0

I know that I can obtain it with the width or size function, but I'm trying to do it in the moment of the creation of a draggable object.

I'm doing this because I need to give a grid effect to the element and also make it stay inside the drawable area.

Here is something similar to what I'm trying to do:

square = draw.rect(size, size).x(x).y(y).draggable(function(x, y){
var xend = x - x % size;
var yend = y - y % size;

if(xend < 0)
    xend = 0;
if(yend < 0)
    yend = 0;

if(xend > 1000)
    xend = 1000 - width*;

return { x: xend, y: yend } 
});

The var with an * is what I want to get.

Also would be great to know how to allow svg.js elements interact with jquery, but I guess that's for another question.

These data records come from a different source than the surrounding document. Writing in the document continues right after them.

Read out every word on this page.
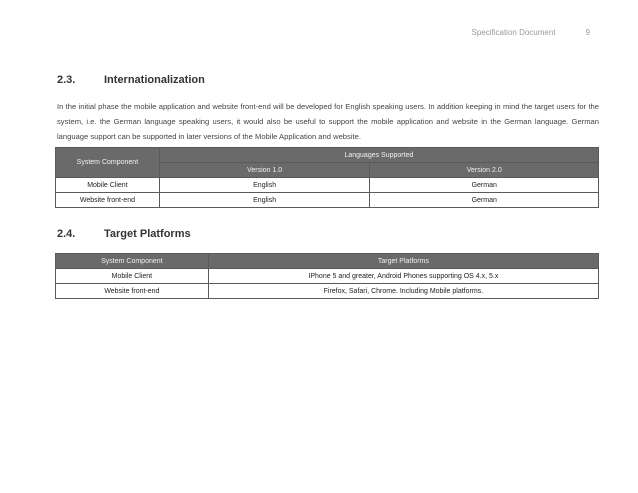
Specification Document	9
2.3.	Internationalization
In the initial phase the mobile application and website front-end will be developed for English speaking users. In addition keeping in mind the target users for the system, i.e. the German language speaking users, it would also be useful to support the mobile application and website in the German language. German language support can be supported in later versions of the Mobile Application and website.
System Component	Languages Supported	
	Version 1.0	Version 2.0
Mobile Client	English	German
Website front-end	English	German
2.4.	Target Platforms
System Component	Target Platforms
Mobile Client	IPhone 5 and greater, Android Phones supporting OS 4.x, 5.x
Website front-end	Firefox, Safari, Chrome. Including Mobile platforms.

Edit: Well, now in fact I need to access to other properties of the element, if I can't do that from the draggable element I think I should look for another way to make it draggable? :( please help!

Felix
  • 579
  • 1
  • 8
  • 23
  • Well, I finally did it. I did use the **SVG.get()** function. Later I will comment the answer in order to show how can be done. – Felix Jun 27 '14 at 04:35
  • You can just use square.box().width in the function. If the width does not change you should cache it for performance. Using SVG.get is that situation is far from optimal in a performance point of view. – Nils Jun 27 '14 at 17:14
  • Sadly nope, javascript just throws square.box is not a function – Felix Jun 28 '14 at 21:51
  • Sorry, it should be square.bbox(). I'm traveling and writing on my cell. – Nils Jun 29 '14 at 07:03

2 Answers2

0

The solution is (as Nils said), use the square.bbox function, for example:

square = draw.rect(size, size).x(x).y(y).draggable(function(x, y){
var xend = x - x % size;
var yend = y - y % size;

if(xend < 0)
    xend = 0;
if(yend < 0)
    yend = 0;

if(xend > 1000)
    xend = 1000 - square.bbox().width;

return { x: xend, y: yend } 
});

Also, if you want to access to the element later you can assign an id with the square.attr('id','id_name') method and call using the SVG.get('id_name') method.

Felix
  • 579
  • 1
  • 8
  • 23
0

You may interested in the fact, that the callback of the draggable-function is called in the scope of the element itself. Furthermore there is no need to use bbox here because the width is stored as attribute in the element.

So the solution would be:

square = draw.rect(size, size).x(x).y(y).draggable(function(x, y){
    var xend = x - x % size;
    var yend = y - y % size;

    if(xend < 0)
        xend = 0;
    if(yend < 0)
        yend = 0;

    if(xend > 1000)
        xend = 1000 - this.attr('width')

    return { x: xend, y: yend } 
});

Btw: Why are you searching for the width and using size a few lines above? Its the same value because you just set the width to size

Fuzzyma
  • 7,619
  • 6
  • 28
  • 60